O primeiro elemento que ativou a difusão internacional do caso foi a publicação, por parte do jornalista palestino Younis Tirawi, de um fotograma no qual se vê um militar uniformizado descarregando um golpe contra a cabeça da imagem sagrada. Seu trabalho tem sido referenciado em diversas ocasiões por meios internacionais, trata-se de um jornalista de prestígio sem antecedentes de fakes, o que contribuiu para que o material difundido adquirisse rapidamente visibilidade além do ambiente das redes sociais.
A difusão desse fotograma foi seguida por uma resposta procedente da própria comunidade cristã da zona. Uma conta local identificada como “Debel Alerts” publicou a imagem da mesma estátua intacta, tomada no mesmo enclave. O quadro paisagístico — a cruz, o muro de pedra, a vegetação e a disposição do terreno — coincide plenamente com o cenário que aparece na instantânea do ataque, o que reforça a continuidade da cena e situa os fatos em um mesmo lugar.
A verificação pública do caso deu um salto qualitativo quando o diário israelense Haaretz, um dos decanos da imprensa israelense, informou que um soldado das FDI havia sido gravado destruindo uma estátua de Jesus no sul do Líbano. O próprio meio recolhe a resposta oficial do Exército, que reconhece o incidente a ponto de anunciar que será investigado “a fundo”, sublinhando além disso que tais ações são incompatíveis com a conduta esperada de seus soldados.
A convergência entre o material visual difundido, a corroboração desde o terreno por parte da comunidade local e a reação institucional das FDI situa o episódio em um nível de verossimilhança elevado.

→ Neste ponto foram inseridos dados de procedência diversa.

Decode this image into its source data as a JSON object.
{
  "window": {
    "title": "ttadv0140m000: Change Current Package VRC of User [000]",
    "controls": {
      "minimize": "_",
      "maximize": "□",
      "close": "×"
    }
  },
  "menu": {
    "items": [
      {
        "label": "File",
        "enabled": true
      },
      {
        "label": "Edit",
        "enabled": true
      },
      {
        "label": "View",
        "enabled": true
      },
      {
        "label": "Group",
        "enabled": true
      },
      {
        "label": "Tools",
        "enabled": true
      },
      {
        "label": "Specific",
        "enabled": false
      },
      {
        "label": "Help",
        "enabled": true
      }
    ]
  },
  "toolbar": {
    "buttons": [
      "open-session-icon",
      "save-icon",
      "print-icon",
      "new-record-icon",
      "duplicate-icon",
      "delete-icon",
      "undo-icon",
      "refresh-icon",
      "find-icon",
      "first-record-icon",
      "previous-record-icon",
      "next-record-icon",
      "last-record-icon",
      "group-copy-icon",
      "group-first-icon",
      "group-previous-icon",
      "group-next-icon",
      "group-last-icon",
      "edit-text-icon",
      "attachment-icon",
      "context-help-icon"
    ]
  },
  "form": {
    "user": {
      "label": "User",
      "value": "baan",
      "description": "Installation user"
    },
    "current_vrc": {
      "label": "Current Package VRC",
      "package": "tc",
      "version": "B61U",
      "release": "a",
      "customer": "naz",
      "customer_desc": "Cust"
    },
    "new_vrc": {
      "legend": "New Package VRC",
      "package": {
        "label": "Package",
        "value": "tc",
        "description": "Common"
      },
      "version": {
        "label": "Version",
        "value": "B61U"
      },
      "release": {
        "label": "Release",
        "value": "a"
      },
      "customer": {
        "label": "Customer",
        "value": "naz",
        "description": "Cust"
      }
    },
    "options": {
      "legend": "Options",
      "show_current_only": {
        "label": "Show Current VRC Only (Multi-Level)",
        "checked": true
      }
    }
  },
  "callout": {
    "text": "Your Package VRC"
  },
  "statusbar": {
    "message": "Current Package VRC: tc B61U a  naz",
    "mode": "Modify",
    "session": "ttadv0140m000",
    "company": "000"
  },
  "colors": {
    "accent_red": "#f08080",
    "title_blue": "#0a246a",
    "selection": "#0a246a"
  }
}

Não se trata unicamente de uma imagem viral, mas de um fato que alcançou suficiente entidade como para provocar uma resposta oficial e abrir um processo de investigação dentro do próprio Exército israelense.
O ministro das Relações Exteriores de Israel declarou literalmente o seguinte:
“O dano a um símbolo religioso cristão por parte de um soldado das FDI no sul do Líbano é grave e vergonhoso.
Elogio às FDI por sua declaração, por condenar o incidente e por levar a cabo uma investigação sobre o assunto. Estou seguro de que se tomarão as medidas estritas necessárias contra quem quer que tenha levado a cabo este ato feio.
Esta ação vergonhosa é completamente contrária aos nossos valores. Israel é um país que respeita as diferentes religiões e seus símbolos sagrados, e defende a tolerância e o respeito entre as fés.
Nos desculpamos por este incidente e ante cada cristão cujos sentimentos foram feridos.”